Returning to Voskuil he has stated that fiat exists specifically as a (hidden) tax in which the state gets much of its power from:

…the reason there is a difference between legal tender and reserve currency is to enable inflation of the currency in use (taxation) while holding a hard currency in reserve (savings). States hold hard currency because even other states cannot debase it and issue soft currency so that it can be debased.

This somehow becomes the basis for why “state” will never converge on the issuance of inter-relationally stable money (which isn’t even really a question of inflation directly per se):

The theory is therefore invalid. Either fiat will cease to exist or it will collect tax. States only surrender this tax under extreme duress and in such cases only briefly. If anything the “ideal money” will be Bitcoin, and it will not trade freely with state monies (to the extent they remain).

I see this narrative as problematic since it has been show by Nash to be considered quite game theoretically sound to suggest that we will eventually converge to a single inter-relationally stable system and what is more important is that such a system would remove the ability for governments to besiege economies as the exchange price of the currency would become known to be a signal of duress (rather than a self induced monetary policy).

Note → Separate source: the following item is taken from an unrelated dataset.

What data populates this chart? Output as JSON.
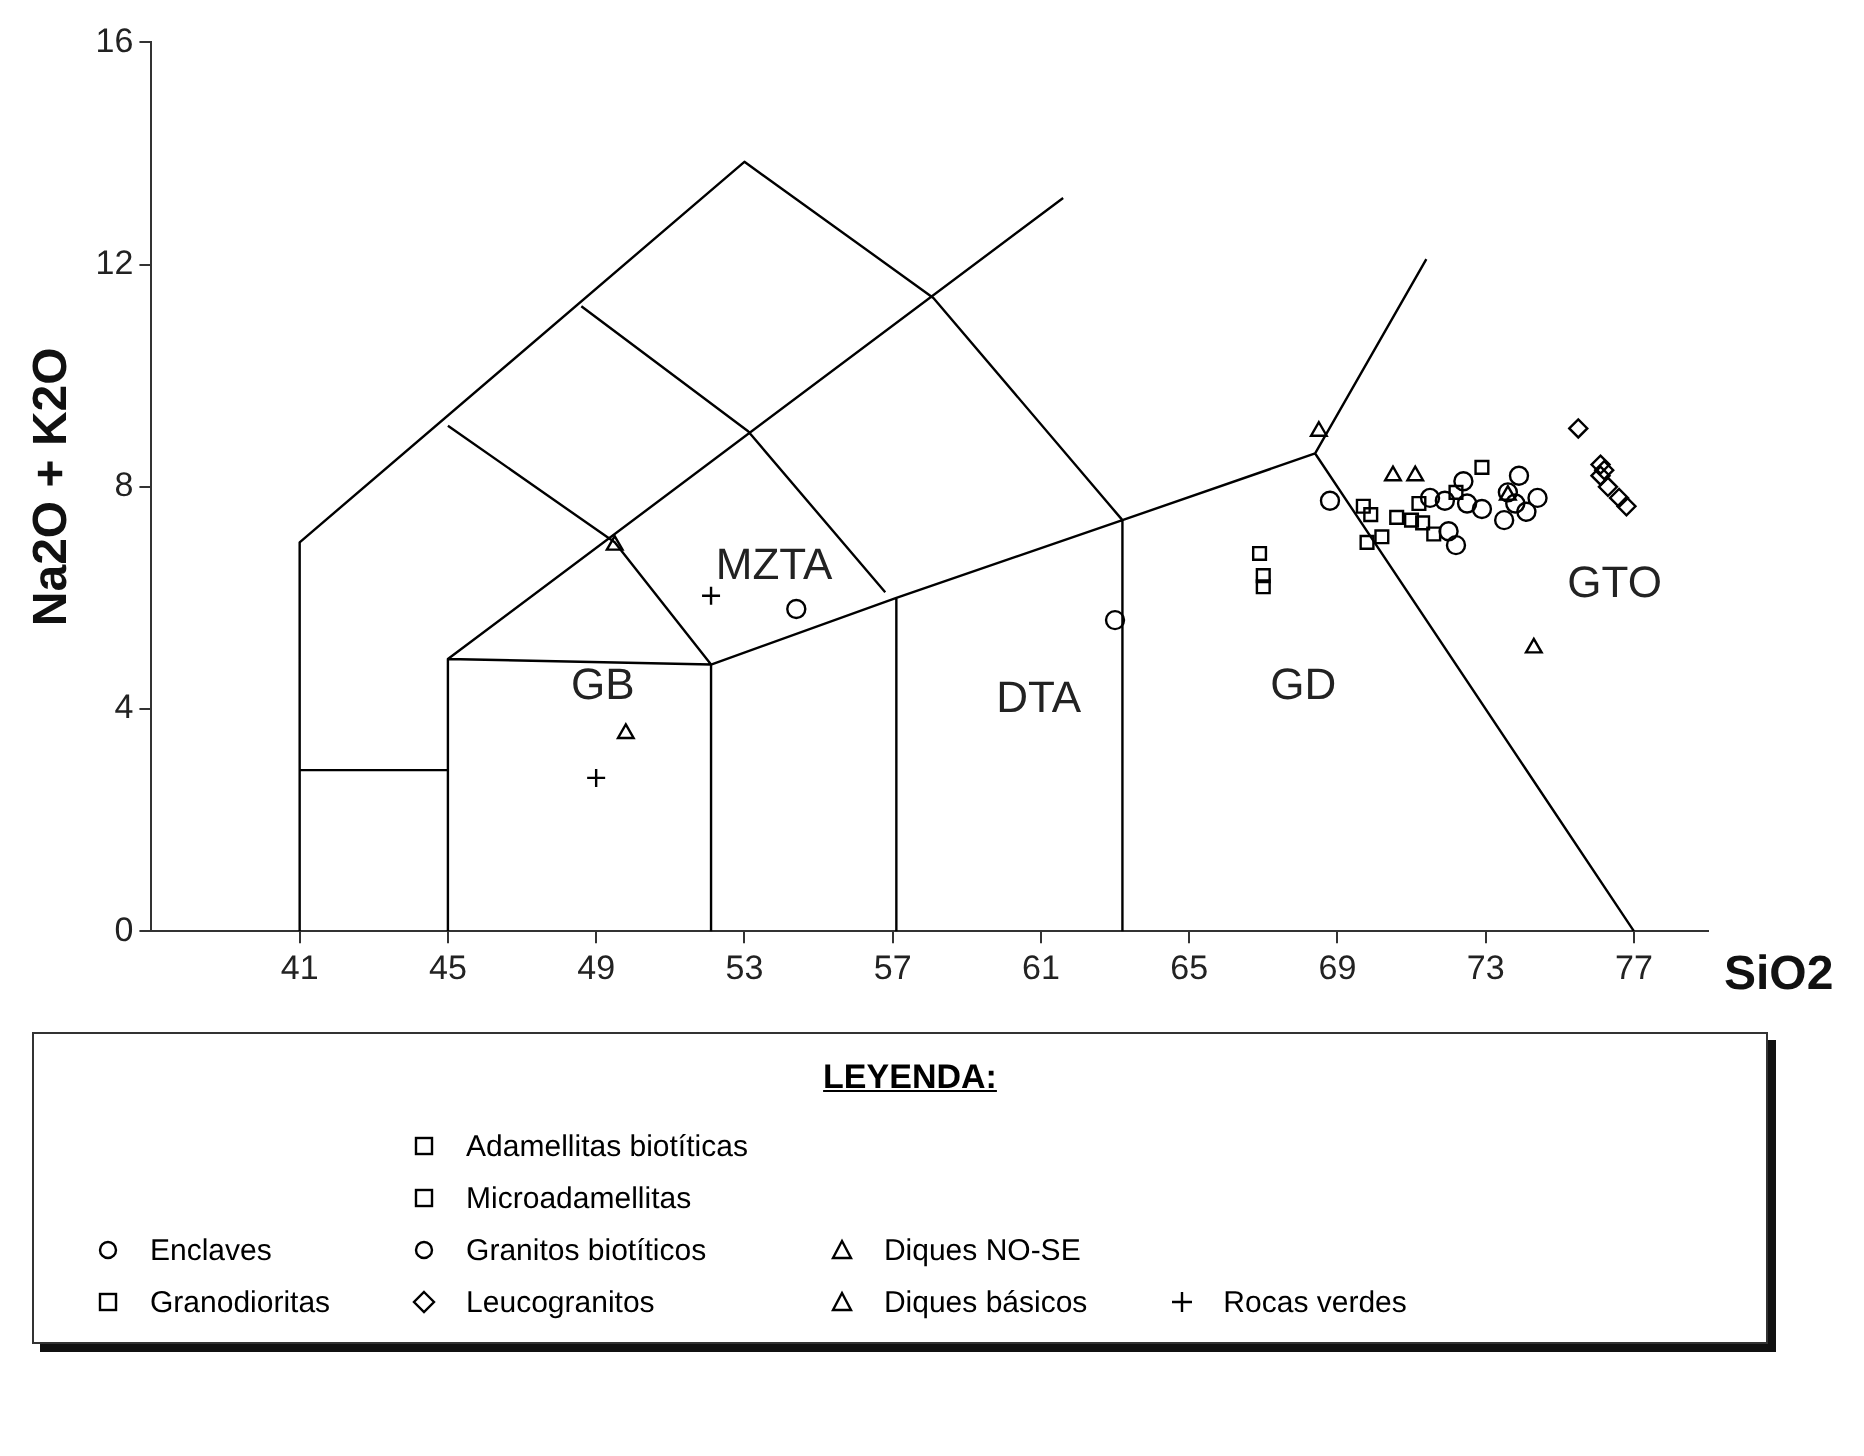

I probably haven’t shown the truth of that perfectly well but its a simple fact that if currency competition is no longer a valid tactic then much of the imbalance in power in the world might become far more balanced. This point comes with the observation that the USD would no longer be the de facto reserve currency as the new basis for stability and quality would be an implicit basis which would be highlighted by all currencies and not controlled by any one state.

In such a world I think we might see our governments as coordination technology which when running in an optimal fashion are great tools of the people (created by people and upheld by people). And while I don’t disagree that we should advance subjects like computer science to make the workings of government less susceptible to imperfections in human nature I think it's quite counter productive for us to think that we need to abandon such technology rather to improve it.